Development team releases new API endpoints faster than documentation can keep up, creating gaps in developer resources
Implement 2-week documentation sprints aligned with development cycles to maintain current API documentation
1. Coordinate sprint timing with development releases 2. Prioritize new endpoints and breaking changes 3. Assign specific API sections to team members 4. Create templates for consistent endpoint documentation 5. Schedule reviews with engineering before sprint end 6. Publish updated docs within 48 hours of code release
API documentation stays current with 95% coverage of new endpoints, developer satisfaction scores improve by 40%, and support tickets related to missing documentation decrease significantly
Legacy user documentation is outdated, poorly organized, and receives negative user feedback, but the scope feels overwhelming to address
Break modernization into focused 3-week sprints, each targeting specific user workflows or product areas
1. Audit existing content and identify priority areas 2. Create user journey maps to guide sprint focus 3. Set measurable goals (page views, user ratings, task completion) 4. Redesign information architecture for assigned sections 5. Rewrite content using plain language principles 6. Test new content with actual users before publishing
Systematic improvement of user documentation with measurable progress, increased user engagement metrics, and reduced support burden as users find answers independently
Critical product knowledge exists only in team members' heads, creating risk and slowing onboarding of new employees
Dedicated 2-week sprints focused on capturing and documenting tribal knowledge from specific teams or processes
1. Identify knowledge gaps through team interviews 2. Schedule knowledge extraction sessions with subject matter experts 3. Create standardized templates for different knowledge types 4. Document processes, decisions, and technical details 5. Review content with original knowledge holders 6. Organize knowledge in searchable, accessible formats
Reduced knowledge silos, faster onboarding times for new team members, and decreased dependency on specific individuals for critical information
Existing documentation becomes stale over time, with broken links, outdated screenshots, and incorrect information accumulating
Regular monthly maintenance sprints dedicated to auditing, updating, and improving existing documentation quality
1. Run automated tools to identify broken links and outdated content 2. Prioritize high-traffic pages and critical user paths 3. Assign sections to team members based on expertise 4. Update screenshots, code examples, and procedural steps 5. Verify accuracy with product teams and actual testing 6. Archive or redirect obsolete content
Maintained documentation quality with improved user trust, better search rankings, and reduced user frustration from encountering incorrect information
Match your sprint length to the type of documentation work being performed, considering the complexity of content creation, review cycles, and stakeholder availability.

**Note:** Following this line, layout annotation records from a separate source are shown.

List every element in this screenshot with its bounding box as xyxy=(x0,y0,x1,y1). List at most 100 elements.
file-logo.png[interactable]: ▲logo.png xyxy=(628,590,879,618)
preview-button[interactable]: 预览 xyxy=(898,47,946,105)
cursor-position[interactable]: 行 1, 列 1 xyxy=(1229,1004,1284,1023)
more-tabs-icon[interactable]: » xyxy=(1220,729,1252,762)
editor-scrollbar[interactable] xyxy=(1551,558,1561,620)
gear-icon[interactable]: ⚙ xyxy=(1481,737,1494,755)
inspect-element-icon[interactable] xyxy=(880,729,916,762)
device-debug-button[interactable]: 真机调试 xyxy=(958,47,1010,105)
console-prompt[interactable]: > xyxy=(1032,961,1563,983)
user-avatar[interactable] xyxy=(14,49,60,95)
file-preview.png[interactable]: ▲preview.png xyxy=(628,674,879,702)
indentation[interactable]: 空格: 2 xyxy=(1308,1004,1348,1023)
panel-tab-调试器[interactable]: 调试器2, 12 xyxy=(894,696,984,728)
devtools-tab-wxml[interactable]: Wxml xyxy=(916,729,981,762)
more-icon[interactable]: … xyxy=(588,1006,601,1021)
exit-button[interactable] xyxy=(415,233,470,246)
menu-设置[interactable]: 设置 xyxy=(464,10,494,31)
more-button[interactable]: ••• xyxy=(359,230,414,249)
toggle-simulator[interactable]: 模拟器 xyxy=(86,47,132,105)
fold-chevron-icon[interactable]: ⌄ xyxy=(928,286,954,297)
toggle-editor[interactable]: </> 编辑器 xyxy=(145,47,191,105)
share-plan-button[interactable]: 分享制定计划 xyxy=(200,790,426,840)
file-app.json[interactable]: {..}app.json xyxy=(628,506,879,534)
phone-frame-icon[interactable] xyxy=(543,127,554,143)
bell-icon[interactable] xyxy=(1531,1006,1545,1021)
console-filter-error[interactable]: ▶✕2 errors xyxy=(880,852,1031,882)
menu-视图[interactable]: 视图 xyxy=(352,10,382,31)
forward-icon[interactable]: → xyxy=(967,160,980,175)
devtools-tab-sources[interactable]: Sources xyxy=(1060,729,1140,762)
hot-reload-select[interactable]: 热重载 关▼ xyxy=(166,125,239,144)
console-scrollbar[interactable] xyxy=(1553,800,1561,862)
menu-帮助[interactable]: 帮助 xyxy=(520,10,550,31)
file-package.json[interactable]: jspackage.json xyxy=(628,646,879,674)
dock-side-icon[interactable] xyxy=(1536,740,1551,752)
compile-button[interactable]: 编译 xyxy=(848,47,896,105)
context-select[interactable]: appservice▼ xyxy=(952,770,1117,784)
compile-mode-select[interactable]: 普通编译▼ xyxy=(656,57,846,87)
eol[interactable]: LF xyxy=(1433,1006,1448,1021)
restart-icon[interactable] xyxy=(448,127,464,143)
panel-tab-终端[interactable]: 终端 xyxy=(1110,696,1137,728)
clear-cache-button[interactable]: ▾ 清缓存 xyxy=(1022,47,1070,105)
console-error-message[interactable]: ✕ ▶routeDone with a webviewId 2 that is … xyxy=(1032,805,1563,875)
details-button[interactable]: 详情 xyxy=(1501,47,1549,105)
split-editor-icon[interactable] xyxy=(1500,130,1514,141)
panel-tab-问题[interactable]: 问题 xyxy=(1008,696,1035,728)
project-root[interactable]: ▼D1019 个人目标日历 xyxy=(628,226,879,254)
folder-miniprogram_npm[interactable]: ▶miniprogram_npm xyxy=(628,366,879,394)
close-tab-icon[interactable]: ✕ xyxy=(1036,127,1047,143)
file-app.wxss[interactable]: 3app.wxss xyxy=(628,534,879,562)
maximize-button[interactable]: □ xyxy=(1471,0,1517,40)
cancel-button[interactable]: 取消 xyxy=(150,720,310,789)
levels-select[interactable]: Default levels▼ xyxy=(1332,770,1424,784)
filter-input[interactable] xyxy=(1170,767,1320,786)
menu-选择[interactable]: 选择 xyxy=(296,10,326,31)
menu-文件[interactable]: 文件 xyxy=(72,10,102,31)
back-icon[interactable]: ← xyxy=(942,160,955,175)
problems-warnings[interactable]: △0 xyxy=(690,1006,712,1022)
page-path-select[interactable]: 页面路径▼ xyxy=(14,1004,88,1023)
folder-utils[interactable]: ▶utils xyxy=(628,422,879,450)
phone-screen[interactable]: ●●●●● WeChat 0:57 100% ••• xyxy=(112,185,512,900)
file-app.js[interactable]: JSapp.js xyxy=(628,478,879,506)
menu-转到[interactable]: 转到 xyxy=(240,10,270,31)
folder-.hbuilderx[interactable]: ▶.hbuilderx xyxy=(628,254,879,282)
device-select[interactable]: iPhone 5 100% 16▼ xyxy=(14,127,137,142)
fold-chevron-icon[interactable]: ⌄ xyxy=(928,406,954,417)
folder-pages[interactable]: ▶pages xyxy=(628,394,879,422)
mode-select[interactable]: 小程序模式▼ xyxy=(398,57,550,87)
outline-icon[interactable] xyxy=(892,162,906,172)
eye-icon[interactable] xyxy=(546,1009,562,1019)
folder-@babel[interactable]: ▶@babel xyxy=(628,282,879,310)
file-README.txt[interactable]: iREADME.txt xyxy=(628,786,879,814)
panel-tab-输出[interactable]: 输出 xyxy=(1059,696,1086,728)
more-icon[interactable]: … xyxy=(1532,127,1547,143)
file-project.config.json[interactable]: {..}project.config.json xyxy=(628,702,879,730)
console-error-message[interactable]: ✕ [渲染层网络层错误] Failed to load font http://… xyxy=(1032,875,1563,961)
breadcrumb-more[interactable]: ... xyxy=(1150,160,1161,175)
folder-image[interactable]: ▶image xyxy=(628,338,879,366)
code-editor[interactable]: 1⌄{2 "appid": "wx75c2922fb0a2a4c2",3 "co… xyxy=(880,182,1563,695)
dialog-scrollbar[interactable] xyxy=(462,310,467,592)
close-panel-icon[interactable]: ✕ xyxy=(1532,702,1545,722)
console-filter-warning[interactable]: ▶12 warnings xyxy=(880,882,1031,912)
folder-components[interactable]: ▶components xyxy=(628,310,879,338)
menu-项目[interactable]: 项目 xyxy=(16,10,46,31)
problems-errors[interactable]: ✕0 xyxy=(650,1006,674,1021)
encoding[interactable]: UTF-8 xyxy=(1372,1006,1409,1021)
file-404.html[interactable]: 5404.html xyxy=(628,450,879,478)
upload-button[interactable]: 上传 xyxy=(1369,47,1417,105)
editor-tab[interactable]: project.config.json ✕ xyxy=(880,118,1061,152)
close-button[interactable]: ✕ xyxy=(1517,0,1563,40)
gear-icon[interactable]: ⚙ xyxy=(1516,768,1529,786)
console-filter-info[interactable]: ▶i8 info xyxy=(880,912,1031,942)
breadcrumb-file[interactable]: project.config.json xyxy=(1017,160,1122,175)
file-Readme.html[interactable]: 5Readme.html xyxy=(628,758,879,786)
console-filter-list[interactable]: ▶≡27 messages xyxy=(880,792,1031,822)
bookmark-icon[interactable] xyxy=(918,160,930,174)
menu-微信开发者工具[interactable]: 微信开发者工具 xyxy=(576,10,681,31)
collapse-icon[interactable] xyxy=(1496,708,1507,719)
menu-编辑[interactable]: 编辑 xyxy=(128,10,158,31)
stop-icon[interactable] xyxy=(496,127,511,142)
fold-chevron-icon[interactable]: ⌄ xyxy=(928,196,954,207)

Create specific, measurable criteria that must be met before any documentation deliverable is considered complete within the sprint.
Account for the iterative nature of documentation by reserving 20-30% of sprint capacity for revisions, stakeholder feedback, and unexpected changes.
Prioritize documentation tasks based on user impact and business value rather than internal preferences or ease of completion.
Use retrospectives to identify specific process improvements and workflow optimizations rather than just celebrating completions.